Алексей беззвучно хохотал. Он представлял эту картину. Смеялся и Илья Николаевич.

— Это не то что у нас. Тут себе гони — ни встречного, ни поперечного. В кювет, разве, вскочишь или в сосну врежешься. Да и то, если во хмелю или сонный. А так что ж, езда спокойная, смотри по сторонам да верти баранку. У вас там глаз да глаз нужен.

— Это первое время, Илья Николаевич, так кажется. А потом, как привыкнешь, так даже легче, чем здесь. Все расставлено, расписано, только исполняй.

— Привыкнуть, конечно, можно. Но мне кажется, я бы никогда не привык. Может, потому, что мы — таежники — народ дикий.
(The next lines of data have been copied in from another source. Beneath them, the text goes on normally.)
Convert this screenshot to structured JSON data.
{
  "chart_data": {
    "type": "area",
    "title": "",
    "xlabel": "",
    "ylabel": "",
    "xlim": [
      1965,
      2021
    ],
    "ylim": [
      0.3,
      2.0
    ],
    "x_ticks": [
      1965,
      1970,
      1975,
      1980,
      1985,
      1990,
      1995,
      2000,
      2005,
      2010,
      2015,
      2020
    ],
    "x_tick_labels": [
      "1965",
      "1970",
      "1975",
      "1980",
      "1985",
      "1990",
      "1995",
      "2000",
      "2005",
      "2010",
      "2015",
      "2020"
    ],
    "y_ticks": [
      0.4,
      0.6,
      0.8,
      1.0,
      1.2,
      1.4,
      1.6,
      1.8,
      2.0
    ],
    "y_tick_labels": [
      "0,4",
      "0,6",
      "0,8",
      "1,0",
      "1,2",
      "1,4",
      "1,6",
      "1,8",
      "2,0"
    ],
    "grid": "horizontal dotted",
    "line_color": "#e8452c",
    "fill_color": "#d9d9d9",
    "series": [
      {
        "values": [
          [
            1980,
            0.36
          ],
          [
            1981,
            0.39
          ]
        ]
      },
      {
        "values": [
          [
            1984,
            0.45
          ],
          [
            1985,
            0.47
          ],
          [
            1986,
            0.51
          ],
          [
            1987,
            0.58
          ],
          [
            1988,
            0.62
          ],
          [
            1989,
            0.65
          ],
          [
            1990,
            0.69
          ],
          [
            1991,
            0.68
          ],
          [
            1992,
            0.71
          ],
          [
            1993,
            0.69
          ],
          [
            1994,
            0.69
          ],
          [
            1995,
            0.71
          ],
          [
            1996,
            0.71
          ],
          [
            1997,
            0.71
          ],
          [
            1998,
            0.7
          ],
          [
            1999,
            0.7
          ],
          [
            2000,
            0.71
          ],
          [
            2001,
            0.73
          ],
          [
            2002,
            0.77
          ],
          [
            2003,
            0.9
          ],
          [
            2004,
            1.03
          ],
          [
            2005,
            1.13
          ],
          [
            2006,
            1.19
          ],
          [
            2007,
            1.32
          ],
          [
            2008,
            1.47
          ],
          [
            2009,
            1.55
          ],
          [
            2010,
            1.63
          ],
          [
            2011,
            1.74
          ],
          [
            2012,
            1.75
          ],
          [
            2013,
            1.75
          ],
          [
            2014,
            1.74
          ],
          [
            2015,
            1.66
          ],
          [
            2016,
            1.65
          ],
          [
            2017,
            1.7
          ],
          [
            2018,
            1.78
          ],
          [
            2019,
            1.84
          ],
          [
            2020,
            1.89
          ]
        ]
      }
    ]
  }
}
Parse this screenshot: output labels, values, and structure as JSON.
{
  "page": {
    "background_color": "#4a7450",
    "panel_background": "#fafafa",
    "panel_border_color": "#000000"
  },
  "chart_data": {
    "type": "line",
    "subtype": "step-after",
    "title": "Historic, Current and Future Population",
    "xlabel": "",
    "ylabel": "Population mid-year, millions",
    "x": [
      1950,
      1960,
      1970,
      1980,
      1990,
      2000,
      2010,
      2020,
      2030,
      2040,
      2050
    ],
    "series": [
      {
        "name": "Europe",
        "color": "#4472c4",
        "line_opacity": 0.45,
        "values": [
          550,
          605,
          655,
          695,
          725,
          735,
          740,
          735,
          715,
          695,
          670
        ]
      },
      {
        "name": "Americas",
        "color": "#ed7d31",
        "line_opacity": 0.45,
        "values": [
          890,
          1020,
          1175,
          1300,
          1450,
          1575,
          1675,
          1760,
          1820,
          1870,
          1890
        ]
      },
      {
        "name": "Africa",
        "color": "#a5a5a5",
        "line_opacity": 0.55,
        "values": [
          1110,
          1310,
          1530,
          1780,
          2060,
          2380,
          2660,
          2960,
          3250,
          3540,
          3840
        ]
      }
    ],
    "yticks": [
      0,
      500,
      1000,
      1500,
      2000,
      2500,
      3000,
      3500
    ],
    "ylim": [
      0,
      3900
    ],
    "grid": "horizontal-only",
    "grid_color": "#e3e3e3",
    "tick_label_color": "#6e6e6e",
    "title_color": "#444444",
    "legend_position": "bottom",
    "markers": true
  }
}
— Ну уж и дикий. Куда ни глянешь, стройка за стройкой, завод за заводом.

— Это точно, водитель улыбнулся. — Многие думают, что мы тут с медведями в обнимку прогуливаемся. Давеча дамочку одну с самолета в город подвозил. Чего она поначалу только не плела! А в город въехали, глаза выпучила и слова сказать не может.

— Ну, вот видите, а вы говорите — дикие. У вас еще поучиться надо.

Помолчали. Все так же бежала вдоль дороги заснеженная тайга. Солнце светило будто вполсилы, и от этого тени на дороге казались приглушенными, по-акварельному мягкими.

Горяев начал было придремывать, но услышал негромкий смешок водителя.

— А в Москве у меня тогда еще одна неувязка получилась. Было у меня желание Большой театр посмотреть. Там тебя только и ждут с билетами. Что делать? В Москве, может, первый и последний раз. А когда домой приедешь, что расскажешь? Решили мы с хлопцами днем пойти и попроситься, чтоб хоть помещение показали. Ну, подошли к театру, стоим, кумекаем, как туда войти. Первым никто не хочет, стесняются. Толковали, толковали, подбегает какой-то гражданин. Не желаете ли, мол, святыню русской культуры осмотреть? Желаем, говорим. Быстренько, говорит, по пятьдесят копеек платите и пойдем, а то время экскурсии проходит. Ну, мы с радостью, что так все просто решилось, отдали ему свои копейки. Еще народ подошел. Тоже, видно, такие же, как мы — только в пустой театр и могут попасть. Человек двадцать собралось. Повел он нас. Да не оттуда, где колонны, а с загашника такого-то. Заходим, тихо. Где-то, слышим, голоса раздаются. Вы, говорит, тут постойте, а я сбегаю посмотрю, можно ли уже идти. Стоим, минут десять проходит. Давай потихоньку вперед продвигаться. Выходим в какой-то зал. Вдруг на нас вахтеры: «Кто такие, откуда?». Мы, значит, так, мол, и так, объясняем. Смеются: «Посмотрели?». Да нет, говорим, не успели еще. Ну тогда, говорят, смотрите и уматывайте быстрее, пока начальство не пришло. «А где же наш экскурсовод?» Эх вы, говорят, тюхи. «Экскурсовод! Проходимец он, вот кто. Обманул он вас». Ну что ты скажешь? Вот ведь подлец, на чем сыграл. Таких душить надо…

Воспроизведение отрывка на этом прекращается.